Sport : Herthas kurzer Fasching

Raue Töne vor dem Spiel in Hannover

Klaus Rocca

Berlin. Als sich die Wege von Hans Meyer und Mirko Votava gestern Mittag nach dem Training am Olympiastadion kreuzten, rief Meyer dem Coach des 1. FC Union scherzhaft zu: „Du sägst wohl an meinem Trainerstuhl?“ Wenige Minuten später war Meyer schon entlassen. Da begrüßte Herthas Pressesprecher Hans-Georg Felder beim Treff mit den Medien „unseren Cheftrainer Huub Stevens“. Meyer nahm’s gelassen und nannte Felder einen Faschingsprinzen.

Dabei ist den Hertha-Verantwortlichen dieser Tage nicht nach Scherzen zu Mute.
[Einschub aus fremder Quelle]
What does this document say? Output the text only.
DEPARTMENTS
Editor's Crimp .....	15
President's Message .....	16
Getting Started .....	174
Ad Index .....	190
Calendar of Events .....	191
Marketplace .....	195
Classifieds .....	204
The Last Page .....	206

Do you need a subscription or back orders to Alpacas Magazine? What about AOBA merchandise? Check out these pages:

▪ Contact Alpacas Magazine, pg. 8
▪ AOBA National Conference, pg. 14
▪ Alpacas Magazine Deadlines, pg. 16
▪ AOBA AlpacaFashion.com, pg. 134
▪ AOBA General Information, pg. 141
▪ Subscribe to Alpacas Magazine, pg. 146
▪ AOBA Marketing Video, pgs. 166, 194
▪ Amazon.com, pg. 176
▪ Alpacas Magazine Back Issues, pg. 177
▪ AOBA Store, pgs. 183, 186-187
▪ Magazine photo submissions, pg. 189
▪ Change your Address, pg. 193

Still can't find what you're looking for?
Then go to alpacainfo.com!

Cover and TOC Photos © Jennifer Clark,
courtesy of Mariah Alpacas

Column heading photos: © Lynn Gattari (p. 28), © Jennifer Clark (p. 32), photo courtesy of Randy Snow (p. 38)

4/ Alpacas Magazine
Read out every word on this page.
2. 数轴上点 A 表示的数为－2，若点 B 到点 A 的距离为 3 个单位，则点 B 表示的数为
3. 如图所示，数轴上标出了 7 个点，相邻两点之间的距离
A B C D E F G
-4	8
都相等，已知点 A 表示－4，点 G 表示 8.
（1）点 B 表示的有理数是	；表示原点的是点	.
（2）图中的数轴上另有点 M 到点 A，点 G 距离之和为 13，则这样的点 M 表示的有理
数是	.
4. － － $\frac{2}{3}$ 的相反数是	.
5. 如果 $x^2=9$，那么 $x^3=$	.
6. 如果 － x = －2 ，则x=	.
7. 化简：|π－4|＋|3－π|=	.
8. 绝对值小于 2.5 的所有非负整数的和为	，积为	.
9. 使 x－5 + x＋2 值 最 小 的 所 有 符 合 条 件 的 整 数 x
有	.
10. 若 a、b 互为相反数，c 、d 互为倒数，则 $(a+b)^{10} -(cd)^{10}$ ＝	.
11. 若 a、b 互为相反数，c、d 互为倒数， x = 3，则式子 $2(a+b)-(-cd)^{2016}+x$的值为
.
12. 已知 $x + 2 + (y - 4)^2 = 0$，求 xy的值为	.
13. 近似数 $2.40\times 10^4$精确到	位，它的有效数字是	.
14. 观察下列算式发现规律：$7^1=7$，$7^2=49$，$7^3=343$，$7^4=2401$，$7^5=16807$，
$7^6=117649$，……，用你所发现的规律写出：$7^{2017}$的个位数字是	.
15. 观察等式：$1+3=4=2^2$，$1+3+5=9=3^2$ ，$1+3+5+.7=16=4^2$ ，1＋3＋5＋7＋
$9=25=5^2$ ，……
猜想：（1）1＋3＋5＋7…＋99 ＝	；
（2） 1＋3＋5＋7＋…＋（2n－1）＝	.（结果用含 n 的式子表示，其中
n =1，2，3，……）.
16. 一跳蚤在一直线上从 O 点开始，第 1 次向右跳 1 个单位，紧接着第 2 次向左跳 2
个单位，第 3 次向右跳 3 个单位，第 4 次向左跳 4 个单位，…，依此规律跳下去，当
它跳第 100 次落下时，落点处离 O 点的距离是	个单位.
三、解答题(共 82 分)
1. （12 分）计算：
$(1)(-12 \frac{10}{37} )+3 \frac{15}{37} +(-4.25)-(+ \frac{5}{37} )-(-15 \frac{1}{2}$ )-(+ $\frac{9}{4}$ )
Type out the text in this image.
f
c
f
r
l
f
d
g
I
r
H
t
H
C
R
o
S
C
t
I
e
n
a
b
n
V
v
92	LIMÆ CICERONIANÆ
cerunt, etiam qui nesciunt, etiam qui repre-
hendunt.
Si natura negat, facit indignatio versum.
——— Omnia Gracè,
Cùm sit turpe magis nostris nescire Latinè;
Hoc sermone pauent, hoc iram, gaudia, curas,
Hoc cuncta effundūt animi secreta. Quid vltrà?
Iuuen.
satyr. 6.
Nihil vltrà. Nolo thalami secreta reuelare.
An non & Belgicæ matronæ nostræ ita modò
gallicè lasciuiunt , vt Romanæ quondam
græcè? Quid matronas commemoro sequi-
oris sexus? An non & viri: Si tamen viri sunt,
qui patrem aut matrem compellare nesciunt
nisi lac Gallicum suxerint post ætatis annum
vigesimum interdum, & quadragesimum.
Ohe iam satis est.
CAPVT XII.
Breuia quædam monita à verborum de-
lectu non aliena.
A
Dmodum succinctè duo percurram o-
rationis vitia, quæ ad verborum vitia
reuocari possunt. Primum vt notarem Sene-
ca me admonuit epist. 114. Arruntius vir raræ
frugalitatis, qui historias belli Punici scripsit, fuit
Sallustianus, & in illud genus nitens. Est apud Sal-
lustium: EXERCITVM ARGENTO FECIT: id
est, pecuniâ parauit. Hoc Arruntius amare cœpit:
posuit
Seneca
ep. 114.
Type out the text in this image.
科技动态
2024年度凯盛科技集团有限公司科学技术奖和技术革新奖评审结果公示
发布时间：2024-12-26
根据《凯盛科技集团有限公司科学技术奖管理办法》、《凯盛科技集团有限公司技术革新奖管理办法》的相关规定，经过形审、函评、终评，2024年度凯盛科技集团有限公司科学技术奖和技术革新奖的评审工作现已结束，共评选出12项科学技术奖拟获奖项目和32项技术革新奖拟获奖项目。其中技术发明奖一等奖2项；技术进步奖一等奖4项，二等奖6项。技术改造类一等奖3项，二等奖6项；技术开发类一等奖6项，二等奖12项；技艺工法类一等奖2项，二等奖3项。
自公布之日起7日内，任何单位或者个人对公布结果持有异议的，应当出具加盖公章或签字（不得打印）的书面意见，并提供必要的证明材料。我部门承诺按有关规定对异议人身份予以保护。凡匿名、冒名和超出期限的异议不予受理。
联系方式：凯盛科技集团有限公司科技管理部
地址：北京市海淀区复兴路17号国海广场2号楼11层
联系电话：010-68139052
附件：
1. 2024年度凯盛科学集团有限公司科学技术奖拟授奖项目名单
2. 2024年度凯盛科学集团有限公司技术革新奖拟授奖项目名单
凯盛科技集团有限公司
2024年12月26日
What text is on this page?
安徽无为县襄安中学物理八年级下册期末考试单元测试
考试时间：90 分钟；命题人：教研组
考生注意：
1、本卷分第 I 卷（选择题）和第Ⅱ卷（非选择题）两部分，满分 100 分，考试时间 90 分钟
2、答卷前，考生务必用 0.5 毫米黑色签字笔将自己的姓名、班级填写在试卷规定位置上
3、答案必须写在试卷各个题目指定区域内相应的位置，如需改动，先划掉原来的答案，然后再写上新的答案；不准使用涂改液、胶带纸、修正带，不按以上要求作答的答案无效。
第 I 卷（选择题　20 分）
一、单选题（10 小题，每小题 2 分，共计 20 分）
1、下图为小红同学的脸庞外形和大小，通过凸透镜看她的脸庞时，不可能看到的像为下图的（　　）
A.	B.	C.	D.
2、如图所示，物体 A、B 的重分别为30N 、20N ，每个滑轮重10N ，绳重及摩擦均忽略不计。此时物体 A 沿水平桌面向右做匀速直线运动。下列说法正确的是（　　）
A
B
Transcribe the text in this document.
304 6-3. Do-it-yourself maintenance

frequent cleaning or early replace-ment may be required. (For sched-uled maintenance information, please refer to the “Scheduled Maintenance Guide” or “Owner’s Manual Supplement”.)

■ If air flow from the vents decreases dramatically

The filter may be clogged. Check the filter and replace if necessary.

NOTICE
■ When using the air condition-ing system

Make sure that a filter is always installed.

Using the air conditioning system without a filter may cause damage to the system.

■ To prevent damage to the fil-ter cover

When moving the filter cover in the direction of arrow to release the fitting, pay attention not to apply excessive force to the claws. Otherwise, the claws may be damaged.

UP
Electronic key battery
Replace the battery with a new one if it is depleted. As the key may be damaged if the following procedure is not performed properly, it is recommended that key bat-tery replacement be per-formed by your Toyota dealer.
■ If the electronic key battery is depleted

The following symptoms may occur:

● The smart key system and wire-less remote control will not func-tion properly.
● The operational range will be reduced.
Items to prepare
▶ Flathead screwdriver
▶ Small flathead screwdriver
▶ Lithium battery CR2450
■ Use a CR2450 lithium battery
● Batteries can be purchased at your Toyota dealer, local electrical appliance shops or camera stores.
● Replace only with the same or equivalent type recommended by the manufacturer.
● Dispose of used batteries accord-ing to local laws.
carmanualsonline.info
Das liegt nicht nur an der unerwarteten Niederlage gegen Frankfurt. Manager Dieter Hoeneß nahm höchst verärgert Anstoß daran, dass „offenbar einige Spieler immer noch nicht begriffen haben, worum es geht“. Nach den beiden Siegen gegen Stuttgart und Freiburg hätten sie geglaubt, 80 Prozent würden ausreichen, um im Abstiegskampf zu bestehen. „So eine Einstellung lassen wir nicht zu. Ich hoffe, nach meiner Ansprache haben alle bis zum Rest der Saison begriffen, was die Stunde geschlagen hat“, sagte Hoeneß.

Hoeneß ärgerte sich auch über Interviews, die Luizao und Artur Wichniarek in diesen Tagen gegeben hatten. So hatte Luizao im Gespräch mit einer brasilianischen Zeitung, das der Tagesspiegel auszugsweise wiedergegeben hatte, erklärt, er würde gern zu seinem alten Klub Corinthians São Paulo zurückkehren. „Es wäre besser gewesen, Luizao hätte sich darüber Gedanken gemacht, wie er möglichst schnell wieder fit wird, um Hertha im Abstiegskampf zu helfen“, sagte Hoeneß.

Einen Wechsel Luizaos zu einem späteren Zeitpunkt schloss er jedoch nicht aus, „wenn beide Vereine tatsächlich Interesse zeigen“. So ganz ungelegen käme Hertha ein Wechsel des Brasilianers sicher nicht. Schließlich ist er schon seit geraumer Zeit verletzt, hat in dieser Saison ohnehin erst sieben Spiele mitgemacht und belastet den Etat des Fußball-Bundesligisten angeblich mit 2,5 Millionen Euro pro Saison. Und der Vertrag läuft noch bis zum Juni 2006.

Wichniarek, nach seiner Wadenverletzung auch noch nicht fit, hatte sich darüber beklagt, er werde auf der falschen Position eingesetzt. Auch er solle sich erst mal Gedanken darüber machen, wie er Hertha helfen könne, konterte Hoeneß.

Harmonie sieht anders aus. Hans Meyer ist jedoch weiterhin die Gemütlichkeit in Person. Für das morgige Spiel in Hannover fordert er aber „Leidenschaft und Aggressivität“.

Es ist wohl davon auszugehen, dass Meyer auch am Sonntag Herthas Cheftrainer ist.